The response from FERC indicates that no formal assessments had been produced nor any interagency task force formed. The letter from FERC states that “the Commission has not conducted any full studies on the EPA rules,” and that “[t]he Commission has not participated in any interagency task force or other working group to address the impact of EPA’s proposed power sector rules.” Individual responses from various FERC officials are even blunter in refuting the EPA’s claims of inter-agency cooperation and joint-modeling. Marc Spitzer, a FERC Commissioner, recommends in his own letter to Senator Murkowski that FERC and the EPA engage “in a more formalized and expansive fashion.” He continues “such coordination would ensure that the EPA will not enforce its rules in a vacuum,” i.e., unilaterally. Commissioner Philip D. Moeller of FERC also authored an independent letter stating explicitly that with respect to “the impact of the listed EPA rules on electric reliability, the Commission has not acted or studied or provided assistance to any agency including EPA.”
While the EPA trumpets its supposed cooperation with FERC, multiple FERC Commissioners have outright denied that any sort of formal cooperation has existed, despite its requirement by law. The EPA has blatantly distorted the truth.
So why would a federal agency conduct itself in such a fashion? Why weren’t formal reports and task forces formed?
One hypothesis can be tied to some of the limited work that was actually conducted. An informal FERC analysis of the EPA’s proposed energy rules showed that 81 gigawatts of energy generating capacity could be forced into retirement as soon as January 2012 if the rules were to go into effect. Shutting down 81 gigawatts of electric power production would amount to shutting down nearly twice the renewable energy sources such as windmills and solar power plants that exist in the United States. Limiting the supply of affordable power to this extent would skyrocket energy costs, placing huge burdens on every sector of the American economy from auto-factories to middle class families trying to heat their homes.
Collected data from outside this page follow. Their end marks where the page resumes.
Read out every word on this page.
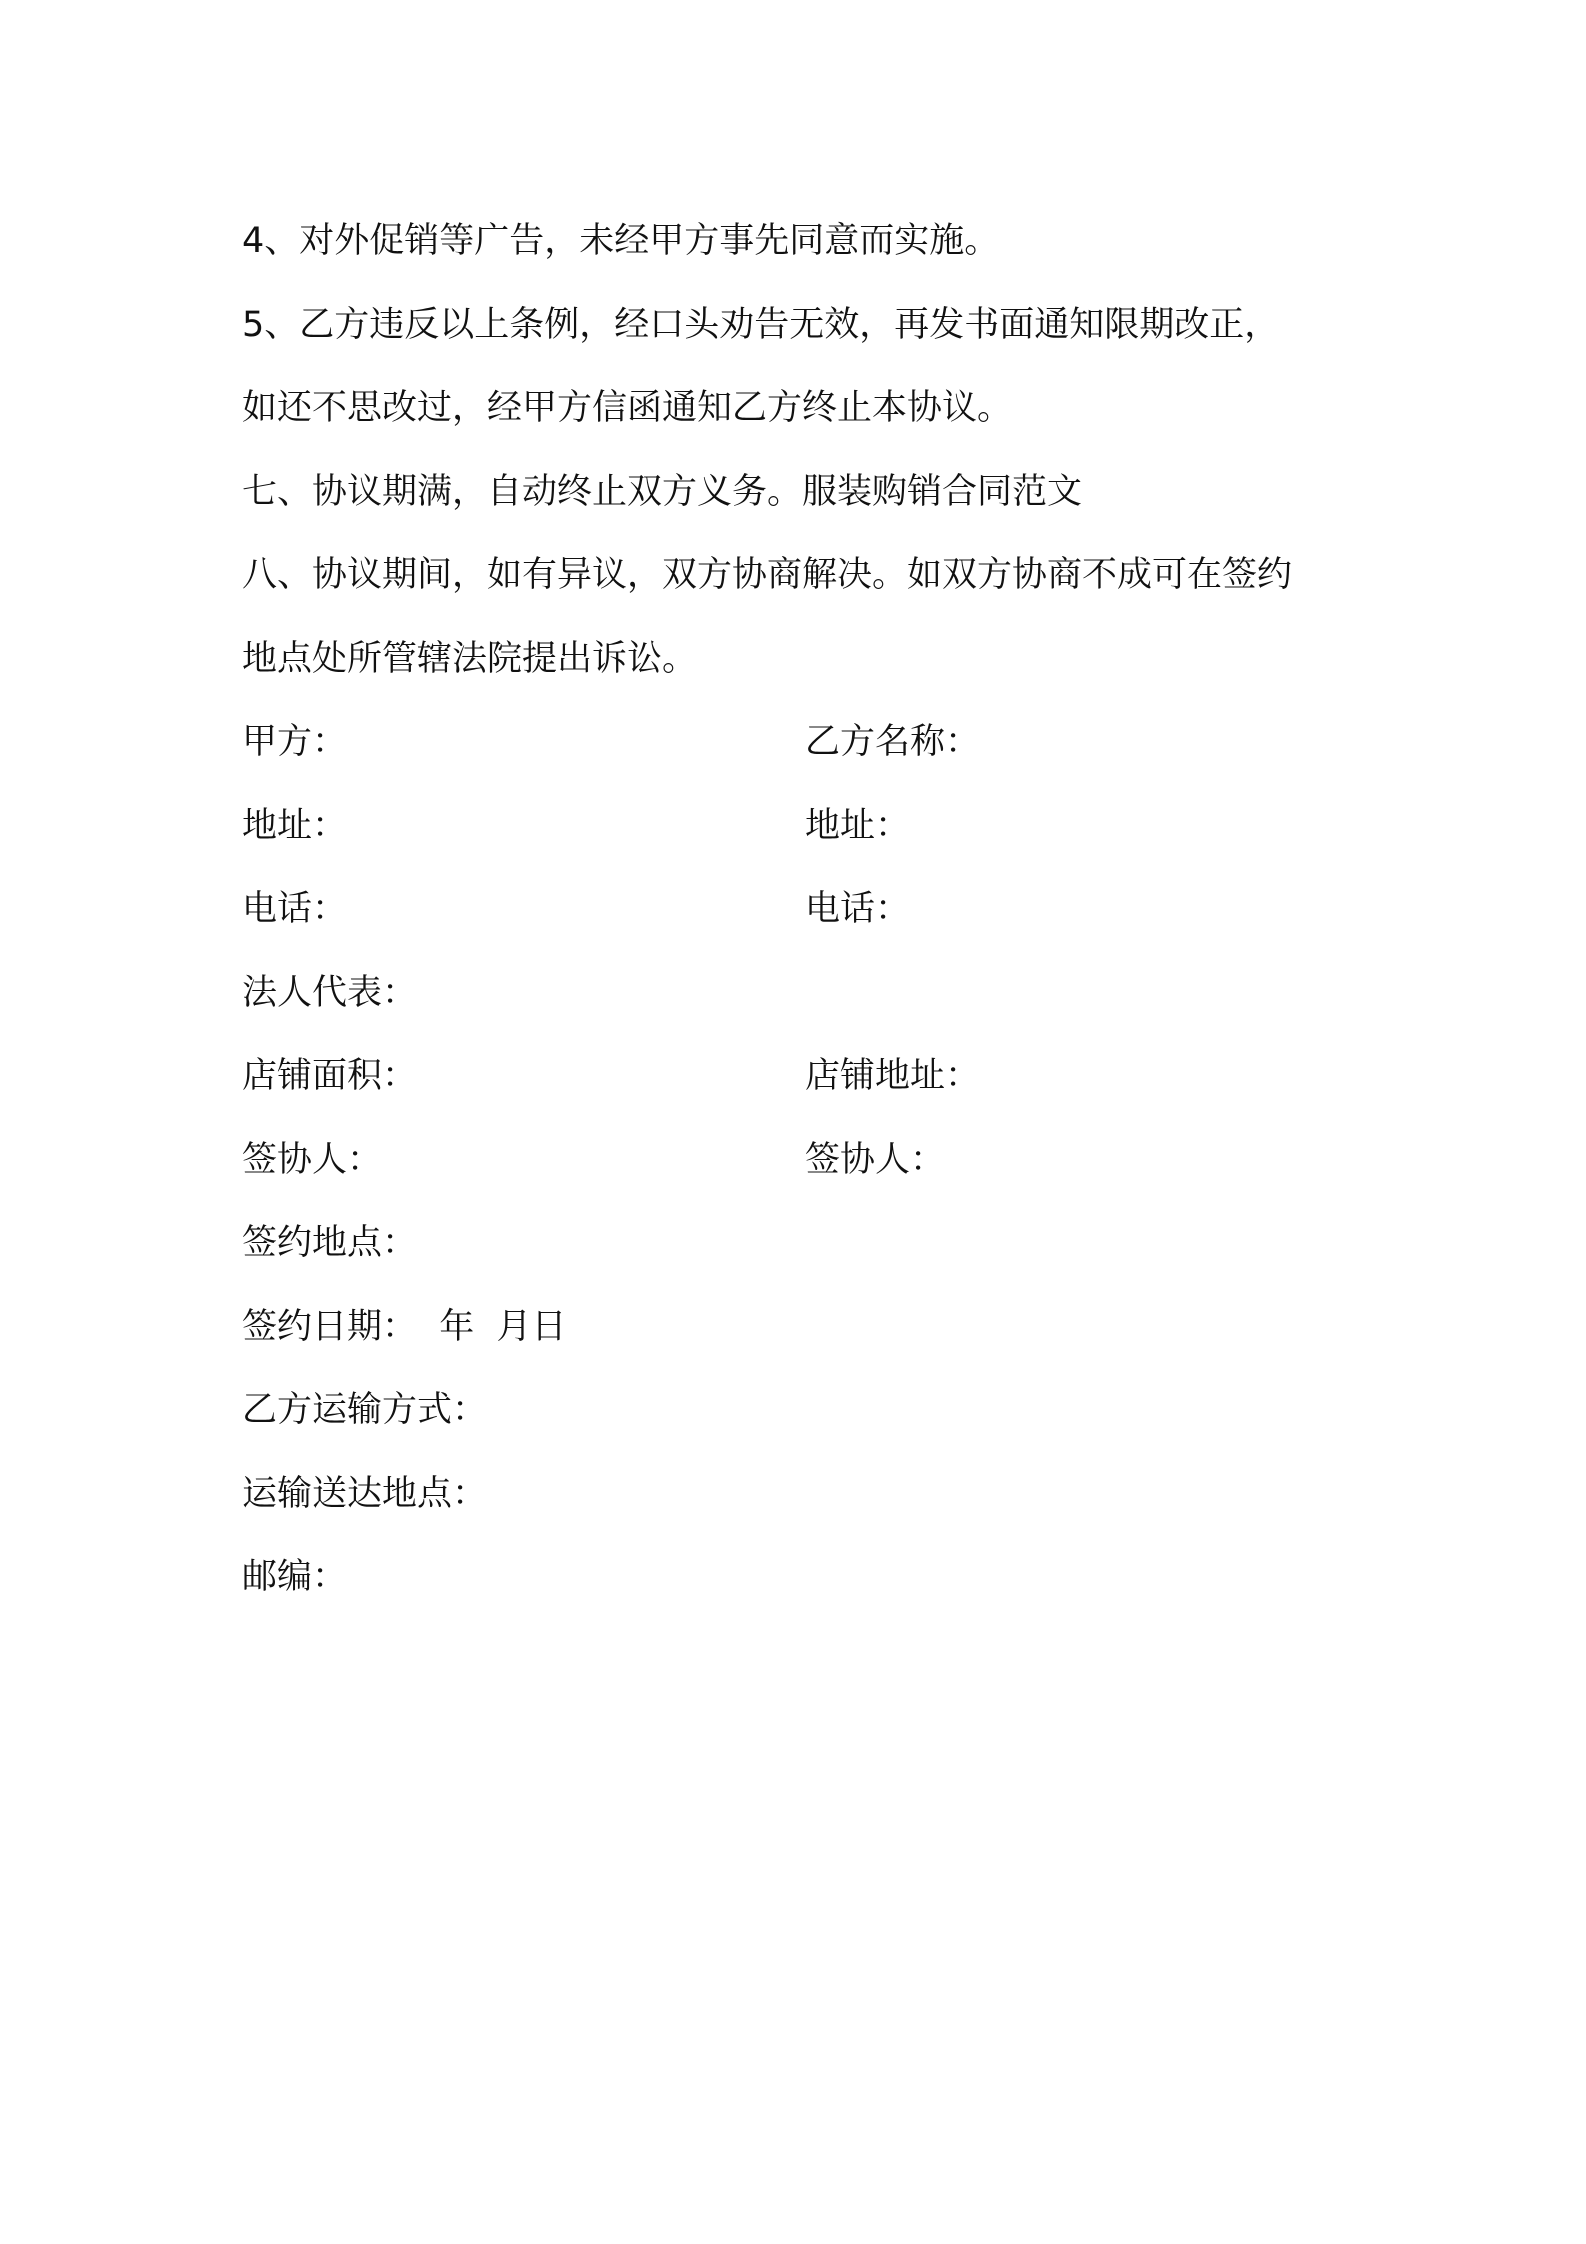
4、对外促销等广告，未经甲方事先同意而实施。

5、乙方违反以上条例，经口头劝告无效，再发书面通知限期改正，

如还不思改过，经甲方信函通知乙方终止本协议。

七、协议期满，自动终止双方义务。服装购销合同范文

八、协议期间，如有异议，双方协商解决。如双方协商不成可在签约

地点处所管辖法院提出诉讼。

甲方：	乙方名称：
地址：	地址：
电话：	电话：
法人代表：
店铺面积：	店铺地址：
签协人：	签协人：
签约地点：
签约日期：  年  月日
乙方运输方式：
运输送达地点：
邮编：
Given the detrimental impact that limiting reliable and affordable power to American businesses and homes would have on the economy and nation as a whole, it’s no wonder the EPA has turned to such shameful tactics to pass its burdensome regulations. Given the implications presented in preliminary and informal analysis, it is imperative that Congress moves to halt the EPA’s new regulations from moving forward without first going back to the drawing board, properly consulting the officials at FERC and presenting a formal analysis to the American people.